Tuesday, 3 March 2015

After seeing another older lady, with a head of hair dyed a nice auburn, but with the roots showing starkly white where the hair had grown out, I have decided that I would stop as in immediately with trying to look a bitty younger. Actually, when the roots show up so snowy white, a person looks much older! So I went to a gathering showing off my grey head, and although I am not altogether grey,I got so many compliments that I was quite pleased!
 I am preparing to go To Cape Town, as the big day had almost arrived. This is of course the marriage of Jan and Erna. I am so glad for him, as she is one very nice lady, and the kids love her already!
The timing is fine, as all my veggies have been harvested, and either bottled, dried, or frozen.
The preveous night I had pasta with musscles, and I made the sauce exclusively with my own stuff. Tomatoes, garlic, onions, and herbs were freshly picked, and made into this sauce, and to top it off, I sprinkled some of my sun dried tomatoes over the whole lot, and then some lovely parmesan! Ate myself almost to the point of feeling like a stuffed froggy!

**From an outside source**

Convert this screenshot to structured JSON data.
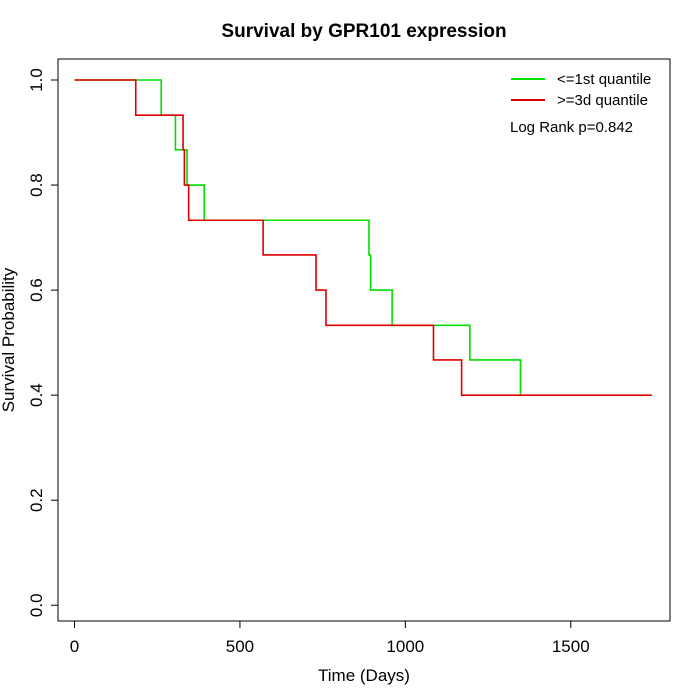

I have one heck of a time trying to keep the hooligans out of Jan's house, and I feel that the time had now come for the new owner to move in. She is a lecturer at the University of Natal, and has to work out her notice time before she could come.
But this neigbourly thing of looking out for the people around one, is getting me down, as not only do I find a new window being broken almost every morning, but now a pipe had gone and burst, and this pipe was spewing out a stream of water, leaving the kitchen floor all soggy. I phoned the agent immediately, as he was there with a plumber to have a look at the plumbing and stuff, and this happened just after they left. What I did find was that somebody had turned off the regulator for the solar panel heating the water. Of course now nobody knows anything about this switch, and I just shake my head in wonder. I knew it was on, as I checked everything in the morning, and as I have no solar panel, I took my shower in this house before the place was in her name. felt a bitty upset about loosing my lovely free shower, as now of course I have to put my electric geyser on again. Expensive!
I am a bit worried about leaving my house, as the nightly visitors who keep on breaking the windows next doors, could decide that my house is an easy target now that there was no soul around. Luckily, and I hoped that it was still the case, the villagers believe that a big snake was living in my roof. When one of them talk about my snake, and ask me how I manage to live with it, I just smile, and told them that we are friends, as I feed the monster. And in all my years of being away to Scotland for my job, nobody had touched my house.
Actually, there are lots of snakes around, and poisonous ones at that. Mainly tree snakes, but as their fangs are situated in their throats, they can't get poison into you, except if they get your finger or toes or some such deep enough into their mouths. Although this snakes have very small heads, their mouths can open alarmingly wide, so I run away very, very fast on encountering one.